The doctor’s lack of empathy explaining her husband’s mesothelioma life expectancy devastated her when she was most vulnerable.

Physician limitations include:

  • An Overbooked Schedule: We’d like to think that our doctors take their time with patients, but often, they have hectic schedules. Sometimes emergency situations negate adequate time slots. If a physician sees extra patients, it can make him or her feel rushed to get through appointments.
  • Inability to Explain Complicated Information: Some cancer-related issues are difficult to explain in layman’s terms. Doctors use language with which their patients are unfamiliar, and finding adequate word substitutes can be challenging. Teaching patients about cancer may not be one of the physician’s strong points.
  • Lack of Sensitivity: Before a doctor pairs a face with a name, people are collectively known as “patients.” It is sometimes challenging for medical professionals to consider the totality of a patient’s physical, emotional and cultural needs. A physician’s sense of urgency might conflict with a desire to become well acquainted with patients.

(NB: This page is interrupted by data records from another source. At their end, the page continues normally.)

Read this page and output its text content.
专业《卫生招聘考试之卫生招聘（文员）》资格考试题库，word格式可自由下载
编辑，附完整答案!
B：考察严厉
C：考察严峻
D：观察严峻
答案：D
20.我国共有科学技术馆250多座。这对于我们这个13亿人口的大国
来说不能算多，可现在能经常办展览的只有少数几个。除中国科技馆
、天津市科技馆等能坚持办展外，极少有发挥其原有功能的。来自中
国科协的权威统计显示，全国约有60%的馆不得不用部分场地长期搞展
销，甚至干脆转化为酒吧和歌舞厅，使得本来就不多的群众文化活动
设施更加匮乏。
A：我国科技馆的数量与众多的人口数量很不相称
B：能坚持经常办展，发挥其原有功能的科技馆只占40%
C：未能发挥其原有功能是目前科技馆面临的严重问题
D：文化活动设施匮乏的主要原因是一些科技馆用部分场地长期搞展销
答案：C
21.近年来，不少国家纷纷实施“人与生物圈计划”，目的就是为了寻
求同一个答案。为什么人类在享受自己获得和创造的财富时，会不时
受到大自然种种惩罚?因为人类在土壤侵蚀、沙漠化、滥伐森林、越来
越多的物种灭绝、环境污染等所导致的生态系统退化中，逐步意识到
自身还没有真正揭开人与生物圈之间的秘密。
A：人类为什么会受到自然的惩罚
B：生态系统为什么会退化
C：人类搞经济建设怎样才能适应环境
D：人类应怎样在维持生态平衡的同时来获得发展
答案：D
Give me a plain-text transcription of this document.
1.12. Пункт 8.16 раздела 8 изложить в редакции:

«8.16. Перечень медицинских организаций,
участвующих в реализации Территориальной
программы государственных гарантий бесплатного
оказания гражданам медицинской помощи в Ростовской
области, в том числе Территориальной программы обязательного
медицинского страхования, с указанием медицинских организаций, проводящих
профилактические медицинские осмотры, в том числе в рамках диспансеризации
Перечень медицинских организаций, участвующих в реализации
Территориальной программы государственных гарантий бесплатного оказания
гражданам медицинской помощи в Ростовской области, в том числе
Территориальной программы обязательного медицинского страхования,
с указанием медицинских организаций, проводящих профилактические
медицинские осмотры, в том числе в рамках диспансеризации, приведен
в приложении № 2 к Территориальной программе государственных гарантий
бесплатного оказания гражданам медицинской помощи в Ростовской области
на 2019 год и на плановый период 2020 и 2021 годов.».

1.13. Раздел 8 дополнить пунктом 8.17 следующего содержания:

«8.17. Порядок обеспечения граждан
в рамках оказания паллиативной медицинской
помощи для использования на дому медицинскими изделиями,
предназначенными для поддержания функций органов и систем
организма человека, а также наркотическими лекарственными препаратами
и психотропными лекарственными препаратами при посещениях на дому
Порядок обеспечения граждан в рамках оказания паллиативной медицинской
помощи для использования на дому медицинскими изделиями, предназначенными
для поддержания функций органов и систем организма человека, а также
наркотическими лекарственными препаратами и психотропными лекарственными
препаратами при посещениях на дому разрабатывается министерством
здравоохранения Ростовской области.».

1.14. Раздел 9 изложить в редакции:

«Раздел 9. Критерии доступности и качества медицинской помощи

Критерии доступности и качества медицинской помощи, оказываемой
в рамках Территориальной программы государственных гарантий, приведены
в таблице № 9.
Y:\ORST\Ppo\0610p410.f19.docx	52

Humans are complicated beings, and many different elements factor into our well-being. Addressing all aspects of health is difficult for doctors and patients. Complex treatment options, diagnosis-related patient emotions, and the need for rapid physician responses further hinder patient-physician communication.

Closing the Communication Divide

The Journal of Pain Symptom Management asserts that around 80 percent of advanced-cancer patients would rather just hear the cold-hard facts regarding their prognosis and treatment options. Medical professionals and cancer patients alike are eager to find common ground regarding communication.

In 2013, the National Cancer Institute sponsored an ongoing study regarding patient-physician communication. The research involves oncology communication intervention called Values and Options in Cancer Care (VOICE).

Although the VOICE study is still in its infancy, it sheds light on the urgent need for open lines of communication between doctors and the people they treat.

Supreme Court Justice Benjamin N. Cardoza hit the nail in on the head in 1914, when he said, “Every human being of adult years and sound mind has a right to determine what shall be done with his own body.”

Patients and their loved ones can make more informed decisions regarding mesothelioma treatment when armed with the facts and the means to gather those facts.